The timing fits a broader shift in how small businesses are using AI. Research from McKinsey's 2024 State of AI report found that organisations integrating AI into existing workflows, rather than bolting it on as a separate product, saw productivity gains two to three times higher than those treating AI as a standalone tool. Embedding Claude inside Slack is precisely that kind of integration. Your team does not need to change behaviour. They just start tagging.

For Scottish SMEs already paying for Slack's paid tiers, the path to Claude Tag is short. Claude Team plans, aimed at businesses rather than individual users, are the entry point. Anthropic's pricing sits at around $30 per user per month for the Team tier, which is not trivial for a five-person outfit, but needs to be weighed against what you are currently paying for, or not getting from, a virtual assistant, a freelance researcher, or hours lost to admin. The Chartered Institute of Personnel and Development has consistently found that UK SMEs lose an average of two to three hours per employee per day to administrative tasks that could be automated or accelerated. Claude Tag is a direct attack on that number.

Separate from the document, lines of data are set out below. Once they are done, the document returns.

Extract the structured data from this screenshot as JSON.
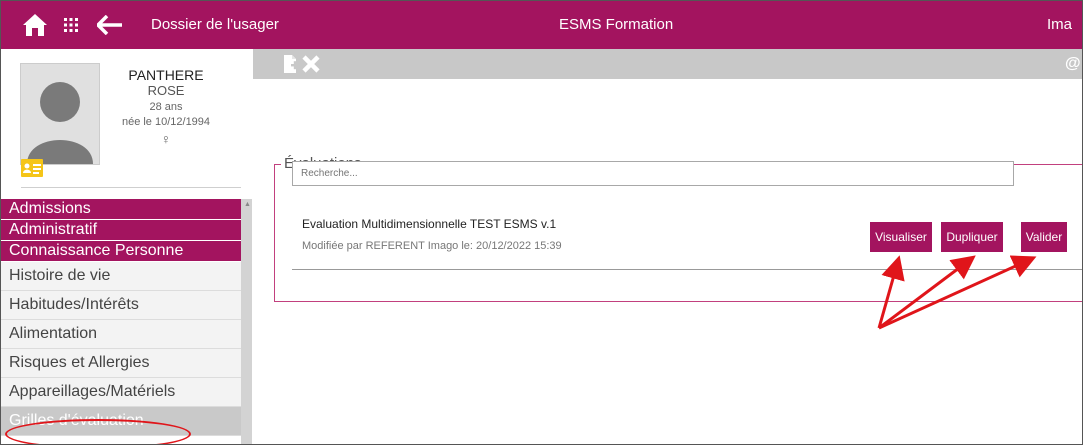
{
  "header": {
    "title": "Dossier de l'usager",
    "center": "ESMS Formation",
    "right": "Ima"
  },
  "profile": {
    "last_name": "PANTHERE",
    "first_name": "ROSE",
    "age": "28 ans",
    "birth": "née le 10/12/1994",
    "sex_symbol": "♀"
  },
  "menu": {
    "items": [
      {
        "label": "Admissions"
      },
      {
        "label": "Administratif"
      },
      {
        "label": "Connaissance Personne"
      },
      {
        "label": "Histoire de vie"
      },
      {
        "label": "Habitudes/Intérêts"
      },
      {
        "label": "Alimentation"
      },
      {
        "label": "Risques et Allergies"
      },
      {
        "label": "Appareillages/Matériels"
      },
      {
        "label": "Grilles d'évaluation"
      }
    ]
  },
  "evaluations": {
    "legend": "Évaluations",
    "search_placeholder": "Recherche...",
    "item": {
      "title": "Evaluation Multidimensionnelle TEST ESMS v.1",
      "meta": "Modifiée par REFERENT Imago le: 20/12/2022 15:39"
    },
    "buttons": {
      "view": "Visualiser",
      "duplicate": "Dupliquer",
      "validate": "Valider"
    }
  },
  "toolbar": {
    "right_symbol": "@"
  },
  "colors": {
    "brand": "#a3145f",
    "annotation": "#e0151a"
  }
}
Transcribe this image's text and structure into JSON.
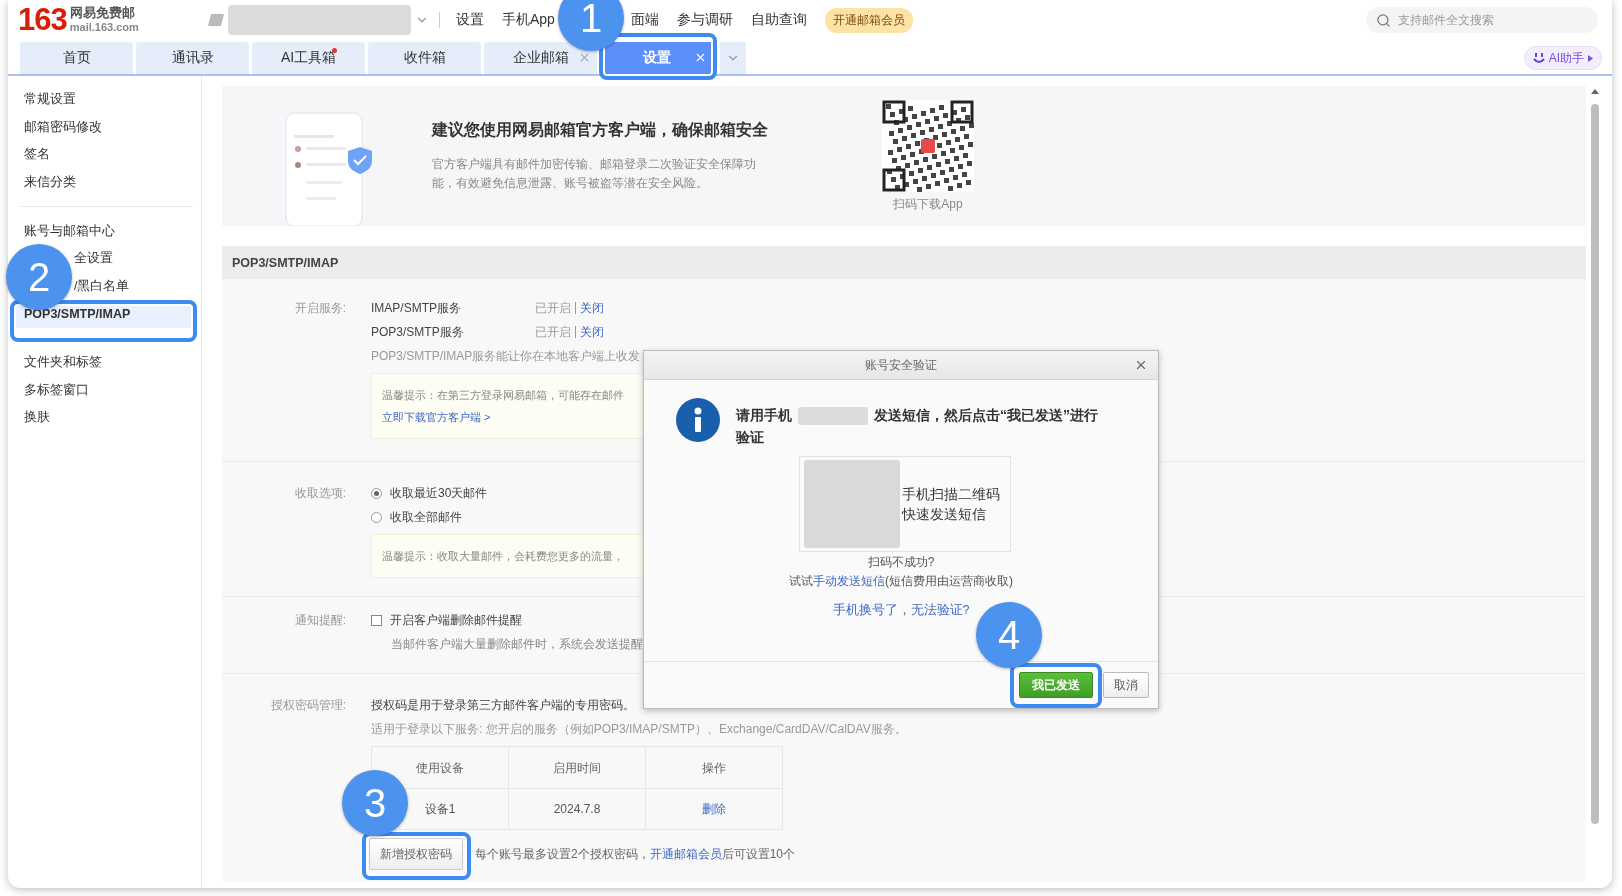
{
  "header": {
    "logo_number": "163",
    "logo_name": "网易免费邮",
    "logo_domain": "mail.163.com",
    "nav": [
      "设置",
      "手机App",
      "面端",
      "参与调研",
      "自助查询"
    ],
    "vip_pill": "开通邮箱会员",
    "search": {
      "placeholder": "支持邮件全文搜索"
    }
  },
  "tabs": [
    {
      "label": "首页",
      "selected": false,
      "closable": false,
      "dot": false
    },
    {
      "label": "通讯录",
      "selected": false,
      "closable": false,
      "dot": false
    },
    {
      "label": "AI工具箱",
      "selected": false,
      "closable": false,
      "dot": true
    },
    {
      "label": "收件箱",
      "selected": false,
      "closable": false,
      "dot": false
    },
    {
      "label": "企业邮箱",
      "selected": false,
      "closable": true,
      "dot": false
    },
    {
      "label": "设置",
      "selected": true,
      "closable": true,
      "dot": false
    }
  ],
  "ai_button": "AI助手",
  "sidebar": {
    "groups": [
      [
        {
          "label": "常规设置",
          "selected": false,
          "covered": false
        },
        {
          "label": "邮箱密码修改",
          "selected": false,
          "covered": false
        },
        {
          "label": "签名",
          "selected": false,
          "covered": false
        },
        {
          "label": "来信分类",
          "selected": false,
          "covered": false
        }
      ],
      [
        {
          "label": "账号与邮箱中心",
          "selected": false,
          "covered": false
        },
        {
          "label": "全设置",
          "selected": false,
          "covered": true
        },
        {
          "label": "/黑白名单",
          "selected": false,
          "covered": true
        },
        {
          "label": "POP3/SMTP/IMAP",
          "selected": true,
          "covered": false
        }
      ],
      [
        {
          "label": "文件夹和标签",
          "selected": false,
          "covered": false
        },
        {
          "label": "多标签窗口",
          "selected": false,
          "covered": false
        },
        {
          "label": "换肤",
          "selected": false,
          "covered": false
        }
      ]
    ]
  },
  "banner": {
    "title": "建议您使用网易邮箱官方客户端，确保邮箱安全",
    "text": "官方客户端具有邮件加密传输、邮箱登录二次验证安全保障功能，有效避免信息泄露、账号被盗等潜在安全风险。",
    "qr_caption": "扫码下载App"
  },
  "section_title": "POP3/SMTP/IMAP",
  "services": {
    "label": "开启服务:",
    "items": [
      {
        "name": "IMAP/SMTP服务",
        "status": "已开启",
        "action": "关闭"
      },
      {
        "name": "POP3/SMTP服务",
        "status": "已开启",
        "action": "关闭"
      }
    ],
    "description": "POP3/SMTP/IMAP服务能让你在本地客户端上收发",
    "tip": "温馨提示：在第三方登录网易邮箱，可能存在邮件",
    "tip_link": "立即下载官方客户端 >"
  },
  "fetch": {
    "label": "收取选项:",
    "options": [
      {
        "label": "收取最近30天邮件",
        "selected": true
      },
      {
        "label": "收取全部邮件",
        "selected": false
      }
    ],
    "tip": "温馨提示：收取大量邮件，会耗费您更多的流量，"
  },
  "notify": {
    "label": "通知提醒:",
    "checkbox": {
      "label": "开启客户端删除邮件提醒",
      "checked": false
    },
    "hint": "当邮件客户端大量删除邮件时，系统会发送提醒"
  },
  "auth": {
    "label": "授权密码管理:",
    "line1": "授权码是用于登录第三方邮件客户端的专用密码。",
    "line2": "适用于登录以下服务: 您开启的服务（例如POP3/IMAP/SMTP）、Exchange/CardDAV/CalDAV服务。",
    "table": {
      "columns": [
        "使用设备",
        "启用时间",
        "操作"
      ],
      "rows": [
        {
          "device": "设备1",
          "time": "2024.7.8",
          "action": "删除"
        }
      ]
    },
    "add_button": "新增授权密码",
    "note_before": "每个账号最多设置2个授权密码，",
    "note_link": "开通邮箱会员",
    "note_after": "后可设置10个"
  },
  "dialog": {
    "title": "账号安全验证",
    "message_before": "请用手机",
    "message_after": "发送短信，然后点击“我已发送”进行验证",
    "qr_lines": [
      "手机扫描二维码",
      "快速发送短信"
    ],
    "fail_text": "扫码不成功?",
    "try_before": "试试",
    "try_link": "手动发送短信",
    "try_after": "(短信费用由运营商收取)",
    "help_link": "手机换号了，无法验证?",
    "primary_button": "我已发送",
    "cancel_button": "取消"
  },
  "annotations": [
    {
      "number": "1"
    },
    {
      "number": "2"
    },
    {
      "number": "3"
    },
    {
      "number": "4"
    }
  ]
}
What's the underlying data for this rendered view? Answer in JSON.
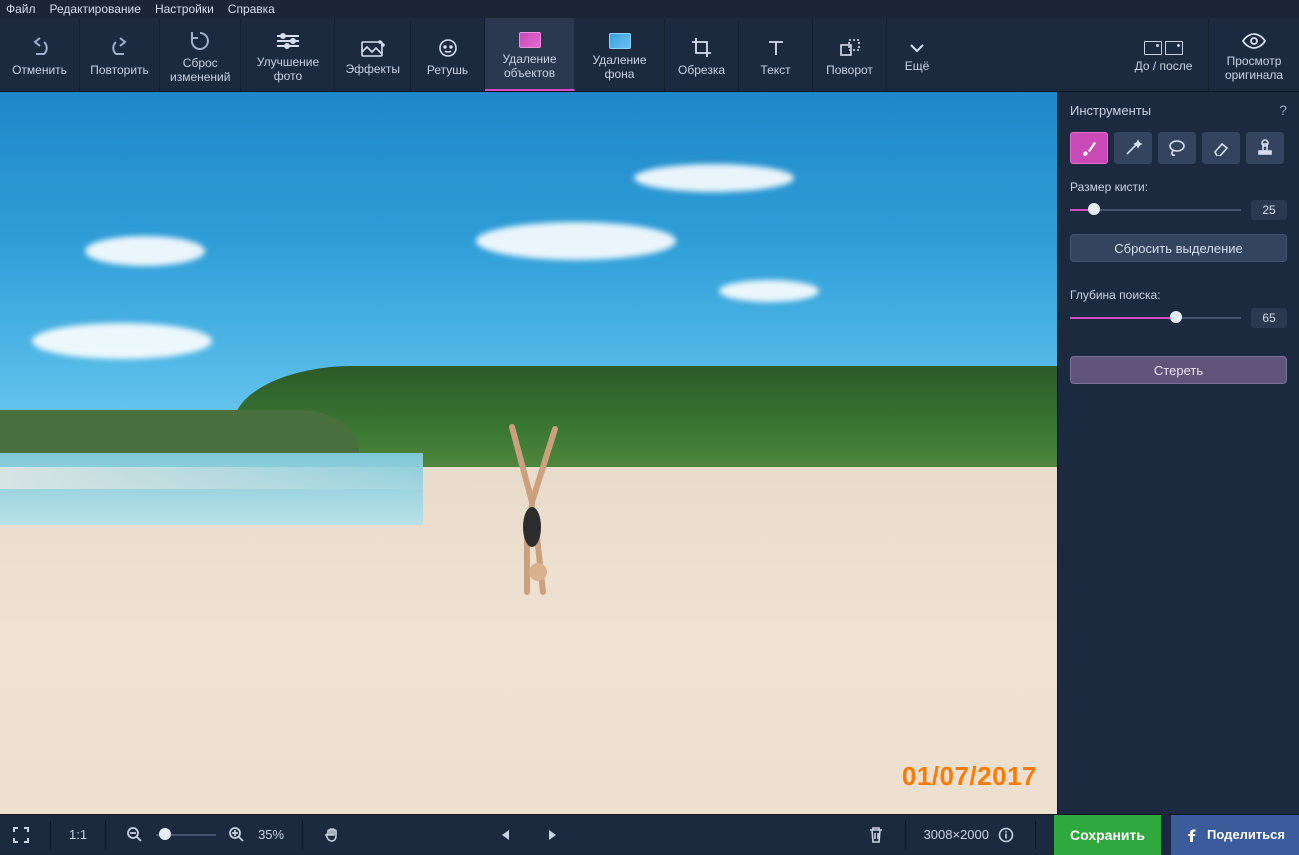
{
  "menubar": {
    "items": [
      "Файл",
      "Редактирование",
      "Настройки",
      "Справка"
    ]
  },
  "toolbar": {
    "undo": "Отменить",
    "redo": "Повторить",
    "reset": "Сброс\nизменений",
    "enhance": "Улучшение\nфото",
    "effects": "Эффекты",
    "retouch": "Ретушь",
    "remove_objects": "Удаление\nобъектов",
    "remove_bg": "Удаление\nфона",
    "crop": "Обрезка",
    "text": "Текст",
    "rotate": "Поворот",
    "more": "Ещё",
    "before_after": "До / после",
    "view_original": "Просмотр\nоригинала"
  },
  "canvas": {
    "date_stamp": "01/07/2017"
  },
  "sidebar": {
    "title": "Инструменты",
    "help": "?",
    "brush_label": "Размер кисти:",
    "brush_value": "25",
    "brush_percent": 14,
    "reset_selection": "Сбросить выделение",
    "depth_label": "Глубина поиска:",
    "depth_value": "65",
    "depth_percent": 62,
    "erase": "Стереть"
  },
  "bottombar": {
    "fit_label": "1:1",
    "zoom_label": "35%",
    "zoom_percent": 15,
    "dimensions": "3008×2000",
    "save": "Сохранить",
    "share": "Поделиться"
  }
}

Scotland's digital business infrastructure is well placed to absorb tools like this. Business Gateway and Scottish Enterprise have both flagged AI adoption as a core priority for SME productivity in their 2024 to 2026 strategic plans, and the Scottish Government's AI Strategy explicitly supports investment in tools that help smaller organisations compete with larger ones. An always-on AI teammate inside the tool your team already uses is precisely the kind of low-friction, high-impact upgrade that strategy is designed to encourage. The question is not whether this technology is ready. It is whether your team is set up to use it today.